Monday, October 08, 2007

Alcatel's Failed Acquisition of Lucent

The Wall Street Journal published a critical review of Alcatel's acquisition of Lucent last Thursday. As I read the piece, I looked at my own prior posts on this bad idea last Spring, here, and here.

Sadly, it appears that another of my dismal predictions has come true. The acquisition has failed to produce a firm that can create superior shareholder returns. And the CEO, Pat Russo, who led Lucent into this situation, is foundering, as expected.

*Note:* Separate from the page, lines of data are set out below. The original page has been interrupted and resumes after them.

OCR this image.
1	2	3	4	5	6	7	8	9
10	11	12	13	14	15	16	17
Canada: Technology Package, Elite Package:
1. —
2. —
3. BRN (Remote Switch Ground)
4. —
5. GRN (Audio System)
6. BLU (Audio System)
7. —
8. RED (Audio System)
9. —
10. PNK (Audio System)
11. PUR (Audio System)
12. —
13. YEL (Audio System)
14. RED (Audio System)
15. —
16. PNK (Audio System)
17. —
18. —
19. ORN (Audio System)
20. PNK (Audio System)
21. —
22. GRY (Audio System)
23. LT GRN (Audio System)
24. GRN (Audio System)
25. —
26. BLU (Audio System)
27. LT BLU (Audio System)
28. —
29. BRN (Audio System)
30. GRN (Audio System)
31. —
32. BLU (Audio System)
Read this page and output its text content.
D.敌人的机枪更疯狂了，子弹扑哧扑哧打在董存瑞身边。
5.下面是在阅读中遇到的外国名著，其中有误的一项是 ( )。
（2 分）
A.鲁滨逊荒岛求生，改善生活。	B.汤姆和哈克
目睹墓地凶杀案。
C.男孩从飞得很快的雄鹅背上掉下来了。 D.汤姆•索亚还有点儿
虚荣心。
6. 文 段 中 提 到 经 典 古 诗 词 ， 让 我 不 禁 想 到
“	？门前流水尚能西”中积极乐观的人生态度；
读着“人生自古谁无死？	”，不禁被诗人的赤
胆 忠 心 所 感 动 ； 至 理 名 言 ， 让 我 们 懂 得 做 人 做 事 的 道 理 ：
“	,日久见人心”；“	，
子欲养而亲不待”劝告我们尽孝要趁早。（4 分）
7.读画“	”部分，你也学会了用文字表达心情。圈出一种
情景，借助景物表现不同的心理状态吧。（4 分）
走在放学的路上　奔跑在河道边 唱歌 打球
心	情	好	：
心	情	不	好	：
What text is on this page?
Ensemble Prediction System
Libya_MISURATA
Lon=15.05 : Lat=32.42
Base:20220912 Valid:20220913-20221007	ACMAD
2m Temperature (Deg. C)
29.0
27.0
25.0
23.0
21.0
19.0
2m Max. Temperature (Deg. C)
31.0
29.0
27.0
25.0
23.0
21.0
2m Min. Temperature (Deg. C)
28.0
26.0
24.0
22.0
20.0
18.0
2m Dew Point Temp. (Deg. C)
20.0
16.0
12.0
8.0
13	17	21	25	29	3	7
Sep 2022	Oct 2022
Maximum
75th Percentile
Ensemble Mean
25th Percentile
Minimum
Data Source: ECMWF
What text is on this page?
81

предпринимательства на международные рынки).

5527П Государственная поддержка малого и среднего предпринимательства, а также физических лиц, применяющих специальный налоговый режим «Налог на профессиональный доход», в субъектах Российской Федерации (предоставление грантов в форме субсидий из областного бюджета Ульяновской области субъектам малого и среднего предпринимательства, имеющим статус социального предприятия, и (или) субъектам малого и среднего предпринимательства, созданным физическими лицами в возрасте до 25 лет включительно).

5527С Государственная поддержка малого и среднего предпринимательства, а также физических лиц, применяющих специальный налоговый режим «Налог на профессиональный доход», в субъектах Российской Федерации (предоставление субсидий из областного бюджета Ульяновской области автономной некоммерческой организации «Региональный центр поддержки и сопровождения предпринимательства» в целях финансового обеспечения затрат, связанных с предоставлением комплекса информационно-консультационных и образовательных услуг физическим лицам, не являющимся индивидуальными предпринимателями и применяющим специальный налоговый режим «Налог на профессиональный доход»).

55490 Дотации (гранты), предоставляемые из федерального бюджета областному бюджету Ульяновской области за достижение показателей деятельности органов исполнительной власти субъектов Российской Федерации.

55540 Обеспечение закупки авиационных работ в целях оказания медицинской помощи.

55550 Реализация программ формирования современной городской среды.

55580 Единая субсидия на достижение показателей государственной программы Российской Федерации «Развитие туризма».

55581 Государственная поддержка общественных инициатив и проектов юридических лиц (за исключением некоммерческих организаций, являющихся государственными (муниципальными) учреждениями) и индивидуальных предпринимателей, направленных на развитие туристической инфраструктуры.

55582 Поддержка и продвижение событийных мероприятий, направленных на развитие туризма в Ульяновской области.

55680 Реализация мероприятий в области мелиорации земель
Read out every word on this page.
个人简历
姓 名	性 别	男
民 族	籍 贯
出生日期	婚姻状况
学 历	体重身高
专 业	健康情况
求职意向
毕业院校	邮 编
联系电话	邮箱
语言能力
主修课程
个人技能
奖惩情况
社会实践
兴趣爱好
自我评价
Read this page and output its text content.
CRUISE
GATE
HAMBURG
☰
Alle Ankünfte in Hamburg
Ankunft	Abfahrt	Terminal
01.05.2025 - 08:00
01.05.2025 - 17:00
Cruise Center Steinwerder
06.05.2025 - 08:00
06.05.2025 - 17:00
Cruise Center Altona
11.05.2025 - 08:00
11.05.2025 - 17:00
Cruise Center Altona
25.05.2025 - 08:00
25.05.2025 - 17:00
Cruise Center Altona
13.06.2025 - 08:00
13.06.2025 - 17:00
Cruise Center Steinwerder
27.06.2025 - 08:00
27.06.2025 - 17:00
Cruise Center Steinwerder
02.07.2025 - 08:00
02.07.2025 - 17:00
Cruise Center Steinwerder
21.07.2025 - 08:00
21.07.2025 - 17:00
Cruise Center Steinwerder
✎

Russo is reputed to be just steps away from the axe. The 'merger', as it was billed, but was, in reality, an acquisition of Lucent by the French telecom company, Alcatel, has failed. Falling margins, from sales bought at too low a price, are now crippling the sales the firm has managed to win.

The Journal's Thursday article lays out in detail how things have gone from bad to worse for the combined telecommunications giant. How one major competitor, Sweden's Ericsson, took advantage of the period of transition and turmoil at Alcatel to press customers and win accounts from the newly-combining firm.

The Alcatel situation highlights a fundamental reality of the marketplace. Two mediocre firms with struggling product lines cannot, by combination, magically fix their problems and become an excellent firm. Instead, they become one, larger, usually confused mediocre firm.

Sector excess capacity usually results, over the long term, in the better players taking share, while the losing players consolidate and shrink. Alcatel has done the first part of that already, and Russo seems to be presiding over the second step.